Most violence recorded in South Africa since before the end of apartheid

A pillaged shopping mall in South Africa with rubbish strewn across the floorA looted shopping mall in Durban, South Africa

Former South Africa President Jacob Zuma was arrested last week for failing to turn up to a government commission investigating corruption during presidency. His arrest sparked a wave of violent protests across the country which have still not been suppressed.

Police ran out of ammunition quickly and were unable to control the protesting. The several thousand-strong mass of looters to lay waste to large parts of Durban and Johannesburg in the eastern half of South Africa. Looters have pillaged many shops and set their sights on peoples’ homes, causing widespread fear and panic. Ordinary citizens have no choice but to arm themselves and fend them off.

“We don’t want to kill, but the government is making communities fight for themselves.”

A resident in Durban said: “Last night was just a mess. We had 150 guys trying to enter our estate. We fired at them and eventually they ran away but a lot of us got injured in the process. We don’t want to kill, but the government is making communities fight for themselves.”

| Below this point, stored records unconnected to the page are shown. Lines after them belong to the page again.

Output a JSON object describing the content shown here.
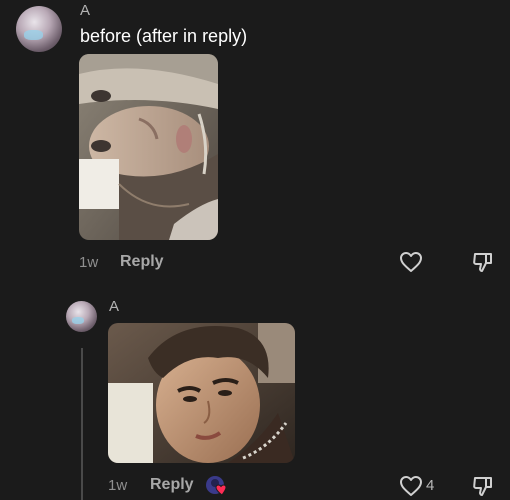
{
  "comment": {
    "author": "A",
    "text": "before (after in reply)",
    "time": "1w",
    "reply_label": "Reply"
  },
  "reply": {
    "author": "A",
    "time": "1w",
    "reply_label": "Reply",
    "like_count": "4"
  },
  "icons": {
    "like": "heart-outline-icon",
    "dislike": "thumbs-down-icon",
    "creator_like": "creator-liked-badge"
  },
  "colors": {
    "background": "#1b1b1b",
    "text_primary": "#ffffff",
    "text_secondary": "#8f8f8f",
    "badge_heart": "#fe2c55"
  }
}
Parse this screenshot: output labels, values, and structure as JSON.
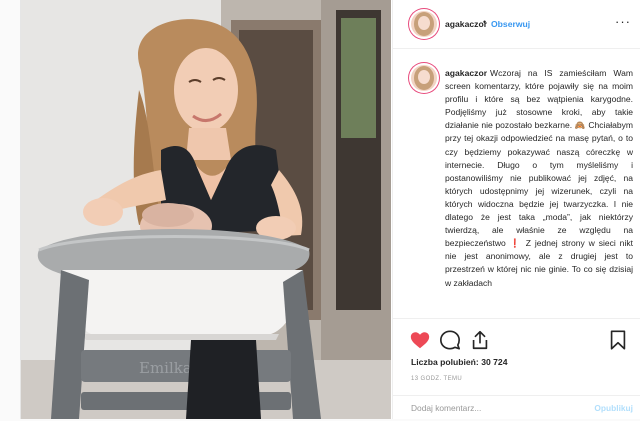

Bulelani Phillip, Parliamentary Correspondent at the South African Broadcasting Corporation (BASC), tweeted, “Defence Minister Nosiviwe Mapisa-Nqakula says the protests have been an eye opener, learning curve and they were caught with their pants down. She says they undermine the state, are counter revolutionary and the state must stamp its authority.”

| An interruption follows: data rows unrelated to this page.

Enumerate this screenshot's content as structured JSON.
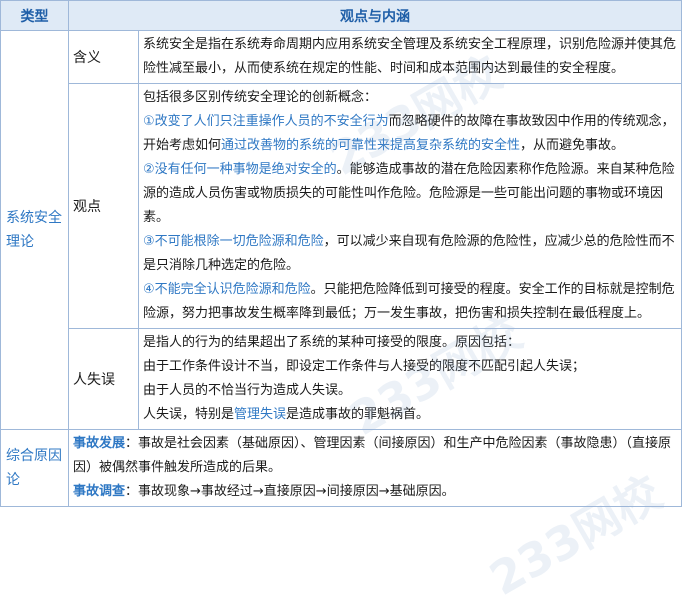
{
  "header": {
    "col_type": "类型",
    "col_view": "观点与内涵"
  },
  "section1": {
    "type": "系统安全理论",
    "rows": {
      "meaning": {
        "label": "含义",
        "text": "系统安全是指在系统寿命周期内应用系统安全管理及系统安全工程原理，识别危险源并使其危险性减至最小，从而使系统在规定的性能、时间和成本范围内达到最佳的安全程度。"
      },
      "view": {
        "label": "观点",
        "intro": "包括很多区别传统安全理论的创新概念：",
        "p1_a": "①改变了人们只注重操作人员的不安全行为",
        "p1_b": "而忽略硬件的故障在事故致因中作用的传统观念，开始考虑如何",
        "p1_c": "通过改善物的系统的可靠性来提高复杂系统的安全性",
        "p1_d": "，从而避免事故。",
        "p2_a": "②没有任何一种事物是绝对安全的",
        "p2_b": "。能够造成事故的潜在危险因素称作危险源。来自某种危险源的造成人员伤害或物质损失的可能性叫作危险。危险源是一些可能出问题的事物或环境因素。",
        "p3_a": "③不可能根除一切危险源和危险",
        "p3_b": "，可以减少来自现有危险源的危险性，应减少总的危险性而不是只消除几种选定的危险。",
        "p4_a": "④不能完全认识危险源和危险",
        "p4_b": "。只能把危险降低到可接受的程度。安全工作的目标就是控制危险源，努力把事故发生概率降到最低；万一发生事故，把伤害和损失控制在最低程度上。"
      },
      "human": {
        "label": "人失误",
        "line1": "是指人的行为的结果超出了系统的某种可接受的限度。原因包括：",
        "line2": "由于工作条件设计不当，即设定工作条件与人接受的限度不匹配引起人失误；",
        "line3": "由于人员的不恰当行为造成人失误。",
        "line4_a": "人失误，特别是",
        "line4_b": "管理失误",
        "line4_c": "是造成事故的罪魁祸首。"
      }
    }
  },
  "section2": {
    "type": "综合原因论",
    "dev_label": "事故发展",
    "dev_text": "：事故是社会因素（基础原因）、管理因素（间接原因）和生产中危险因素（事故隐患）（直接原因）被偶然事件触发所造成的后果。",
    "inv_label": "事故调查",
    "inv_text": "：事故现象→事故经过→直接原因→间接原因→基础原因。"
  },
  "watermark": "233网校"
}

There has been little international coverage of events to the bafflement of South Africans. They are enthralled in the most violent protests since before the end of apartheid. With no mention of aid from their government, there is little hope for international intervention.

The current death toll lies around 70, with the actual number likely being far higher. BBC footage shows dead bodies scattered across neighbourhoods and main roads, evidence of the bloodshed that has occurred.

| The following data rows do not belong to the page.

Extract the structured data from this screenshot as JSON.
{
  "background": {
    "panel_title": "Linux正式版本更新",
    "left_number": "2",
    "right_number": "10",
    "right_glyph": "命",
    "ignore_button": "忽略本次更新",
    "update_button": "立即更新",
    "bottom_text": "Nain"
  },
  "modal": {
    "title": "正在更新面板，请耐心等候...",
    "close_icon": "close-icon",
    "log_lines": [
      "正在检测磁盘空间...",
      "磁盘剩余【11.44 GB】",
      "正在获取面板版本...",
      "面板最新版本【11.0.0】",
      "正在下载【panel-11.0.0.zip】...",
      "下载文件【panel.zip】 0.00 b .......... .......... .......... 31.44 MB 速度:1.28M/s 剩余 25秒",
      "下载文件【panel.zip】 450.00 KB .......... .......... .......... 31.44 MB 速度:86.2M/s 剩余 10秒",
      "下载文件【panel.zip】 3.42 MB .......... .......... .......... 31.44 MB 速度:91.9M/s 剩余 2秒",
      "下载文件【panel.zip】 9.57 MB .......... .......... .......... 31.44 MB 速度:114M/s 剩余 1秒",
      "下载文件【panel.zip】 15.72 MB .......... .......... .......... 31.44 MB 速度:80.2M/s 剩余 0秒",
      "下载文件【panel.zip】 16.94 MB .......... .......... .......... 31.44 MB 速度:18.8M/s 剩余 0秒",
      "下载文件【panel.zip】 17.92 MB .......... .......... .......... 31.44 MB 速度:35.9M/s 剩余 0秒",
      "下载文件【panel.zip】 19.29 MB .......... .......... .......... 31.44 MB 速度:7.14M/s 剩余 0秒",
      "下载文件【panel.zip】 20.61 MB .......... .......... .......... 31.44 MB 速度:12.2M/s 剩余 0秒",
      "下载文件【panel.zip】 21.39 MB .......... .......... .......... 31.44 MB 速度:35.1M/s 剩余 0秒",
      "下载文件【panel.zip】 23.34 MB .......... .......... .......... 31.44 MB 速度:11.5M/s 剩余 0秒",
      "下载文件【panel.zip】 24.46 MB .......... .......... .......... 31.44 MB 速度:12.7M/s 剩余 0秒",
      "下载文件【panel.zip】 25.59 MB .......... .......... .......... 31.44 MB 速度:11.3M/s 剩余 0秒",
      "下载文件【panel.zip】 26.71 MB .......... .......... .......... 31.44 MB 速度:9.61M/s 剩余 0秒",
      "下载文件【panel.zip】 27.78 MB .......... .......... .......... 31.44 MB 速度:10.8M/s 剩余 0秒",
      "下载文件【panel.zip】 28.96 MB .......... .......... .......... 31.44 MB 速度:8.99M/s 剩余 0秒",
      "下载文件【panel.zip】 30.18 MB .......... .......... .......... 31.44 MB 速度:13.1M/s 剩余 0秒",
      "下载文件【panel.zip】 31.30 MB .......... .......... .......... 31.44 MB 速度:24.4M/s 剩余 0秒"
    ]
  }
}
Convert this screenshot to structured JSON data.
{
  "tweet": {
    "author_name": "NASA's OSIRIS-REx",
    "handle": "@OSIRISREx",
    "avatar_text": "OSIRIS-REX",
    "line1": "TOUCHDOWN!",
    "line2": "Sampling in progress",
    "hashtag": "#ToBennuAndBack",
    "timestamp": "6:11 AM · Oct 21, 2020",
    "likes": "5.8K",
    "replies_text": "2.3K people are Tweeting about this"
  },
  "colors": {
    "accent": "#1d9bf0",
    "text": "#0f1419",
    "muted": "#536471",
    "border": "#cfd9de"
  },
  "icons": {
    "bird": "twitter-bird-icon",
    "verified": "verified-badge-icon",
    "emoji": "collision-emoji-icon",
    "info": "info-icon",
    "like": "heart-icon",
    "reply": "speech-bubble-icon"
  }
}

Neighbourhoods have been working together. Another South African told us that he hadn’t slept for three days as he had been standing guard on his barricaded street with neighbours. If looters try to come near their homes, they shoot at them until they run away. Many women and children have spent the last few days keeping their heads down on the grounds of their own homes as gunfights erupt outside.

Unless the government can put a stop to the mass of violent looters, a full blown civil war could unravel very soon which would truly split the fractured country in half.